Puzzle 4: Floyd’s Triangle With Numbers

This puzzle is to build a triangle with numbers. The first line has one number, the second line two numbers, the third line three numbers and so on. Only when you try to code this will you see that it is not as simple as it sounds. If you don’t believe me, please try.
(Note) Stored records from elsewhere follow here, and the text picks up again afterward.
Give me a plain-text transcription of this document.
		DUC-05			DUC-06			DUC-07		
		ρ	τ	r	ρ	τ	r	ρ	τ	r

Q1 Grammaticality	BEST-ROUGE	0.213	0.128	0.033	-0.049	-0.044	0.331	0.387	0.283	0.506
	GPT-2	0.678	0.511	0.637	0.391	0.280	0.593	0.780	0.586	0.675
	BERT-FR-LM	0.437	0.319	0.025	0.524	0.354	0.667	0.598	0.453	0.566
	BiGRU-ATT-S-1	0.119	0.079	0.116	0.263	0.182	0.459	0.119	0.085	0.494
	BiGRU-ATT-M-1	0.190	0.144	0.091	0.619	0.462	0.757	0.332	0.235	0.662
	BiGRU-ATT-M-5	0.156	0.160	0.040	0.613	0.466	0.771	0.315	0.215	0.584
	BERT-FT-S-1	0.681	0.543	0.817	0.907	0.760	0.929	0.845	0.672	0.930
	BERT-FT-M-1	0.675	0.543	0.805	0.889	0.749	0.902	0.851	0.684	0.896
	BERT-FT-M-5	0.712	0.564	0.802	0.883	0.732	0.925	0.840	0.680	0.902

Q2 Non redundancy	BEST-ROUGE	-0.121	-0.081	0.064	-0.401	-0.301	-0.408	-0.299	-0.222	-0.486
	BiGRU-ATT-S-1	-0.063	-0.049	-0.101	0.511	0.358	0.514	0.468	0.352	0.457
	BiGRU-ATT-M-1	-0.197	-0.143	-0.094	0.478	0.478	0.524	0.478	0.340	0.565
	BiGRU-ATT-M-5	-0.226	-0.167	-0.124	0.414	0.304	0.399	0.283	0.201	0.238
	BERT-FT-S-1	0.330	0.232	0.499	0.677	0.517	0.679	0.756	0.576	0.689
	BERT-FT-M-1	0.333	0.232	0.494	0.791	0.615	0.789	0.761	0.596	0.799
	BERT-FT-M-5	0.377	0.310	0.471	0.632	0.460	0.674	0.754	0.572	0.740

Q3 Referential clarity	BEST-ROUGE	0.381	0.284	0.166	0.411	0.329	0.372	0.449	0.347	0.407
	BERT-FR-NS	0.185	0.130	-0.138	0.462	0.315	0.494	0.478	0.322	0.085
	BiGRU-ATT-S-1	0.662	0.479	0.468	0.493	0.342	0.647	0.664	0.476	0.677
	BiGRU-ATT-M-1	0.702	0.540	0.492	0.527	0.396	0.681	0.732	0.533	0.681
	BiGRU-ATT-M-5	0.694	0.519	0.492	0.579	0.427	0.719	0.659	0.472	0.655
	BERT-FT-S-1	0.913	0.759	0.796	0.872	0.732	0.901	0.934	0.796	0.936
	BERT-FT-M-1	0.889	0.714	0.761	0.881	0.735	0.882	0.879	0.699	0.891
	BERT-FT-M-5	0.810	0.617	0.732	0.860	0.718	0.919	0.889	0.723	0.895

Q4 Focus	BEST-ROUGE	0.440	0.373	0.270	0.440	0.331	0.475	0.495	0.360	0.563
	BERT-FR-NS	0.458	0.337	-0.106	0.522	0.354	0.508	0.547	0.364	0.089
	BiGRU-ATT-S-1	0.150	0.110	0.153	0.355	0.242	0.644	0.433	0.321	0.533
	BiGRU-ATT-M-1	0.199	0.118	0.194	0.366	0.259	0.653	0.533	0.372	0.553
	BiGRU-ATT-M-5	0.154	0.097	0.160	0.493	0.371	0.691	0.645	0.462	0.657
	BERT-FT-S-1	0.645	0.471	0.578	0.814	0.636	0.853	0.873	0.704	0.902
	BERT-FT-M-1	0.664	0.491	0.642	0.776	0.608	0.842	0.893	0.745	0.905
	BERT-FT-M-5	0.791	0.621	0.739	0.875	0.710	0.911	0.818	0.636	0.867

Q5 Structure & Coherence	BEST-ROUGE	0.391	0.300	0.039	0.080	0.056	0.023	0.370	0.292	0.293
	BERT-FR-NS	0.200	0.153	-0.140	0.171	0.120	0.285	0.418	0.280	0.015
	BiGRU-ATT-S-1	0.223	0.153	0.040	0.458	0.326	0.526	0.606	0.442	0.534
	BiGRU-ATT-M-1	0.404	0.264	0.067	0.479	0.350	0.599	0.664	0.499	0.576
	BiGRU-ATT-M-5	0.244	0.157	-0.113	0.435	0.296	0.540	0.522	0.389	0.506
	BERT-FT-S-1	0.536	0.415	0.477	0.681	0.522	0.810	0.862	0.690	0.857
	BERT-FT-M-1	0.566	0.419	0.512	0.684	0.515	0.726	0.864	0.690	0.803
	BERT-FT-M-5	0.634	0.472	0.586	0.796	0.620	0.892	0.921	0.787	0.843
The output should be like this:

1
2 3
4 5 6
7 8 9 10
11 12 13 14 15
16 17 18 19 20 21
22 23 24 25 26 27 28
29 30 31 32 33 34 35 36
37 38 39 40 41 42 43 44 45
46 47 48 49 50 51 52 53 54 55
56 57 58 59 60 61 62 63 64 65 66
67 68 69 70 71 72 73 74 75 76 77 78
79 80 81 82 83 84 85 86 87 88 89 90 91

The code that I created to produce it is not too complex. Basically, $line keeps track of which line number we are writing to. The line should have as many numbers printed. The counter $numsWritten keeps tracks of how many numbers have been written on the current line. Once we are done, we reset the counters and continue.

[int[]] $allnumbers = @(1..100)
[int] $line = 0
[int] $numsPerLine = 1
[int] $numsWritten = 0
[int] $totalLines  = 12

ForEach ($num in $allnumbers)
{
    Write-Host  "$num " -NoNewline
    $numsWritten++

    if($numsWritten -gt $line)
    {
        Write-Host " "
        $numsWritten = 0
        $line++

        if ($line -gt $totalLines)
        {
            break;
        }
    }
}

The output is as expected:

1
2 3
4 5 6
7 8 9 10
11 12 13 14 15
16 17 18 19 20 21
22 23 24 25 26 27 28
29 30 31 32 33 34 35 36
37 38 39 40 41 42 43 44 45
46 47 48 49 50 51 52 53 54 55
56 57 58 59 60 61 62 63 64 65 66
67 68 69 70 71 72 73 74 75 76 77 78
79 80 81 82 83 84 85 86 87 88 89 90 91

We did a more complex version of this same thing in an earlier Puzzle Night.

Hope you got something out of this as I did. Thanks for reading!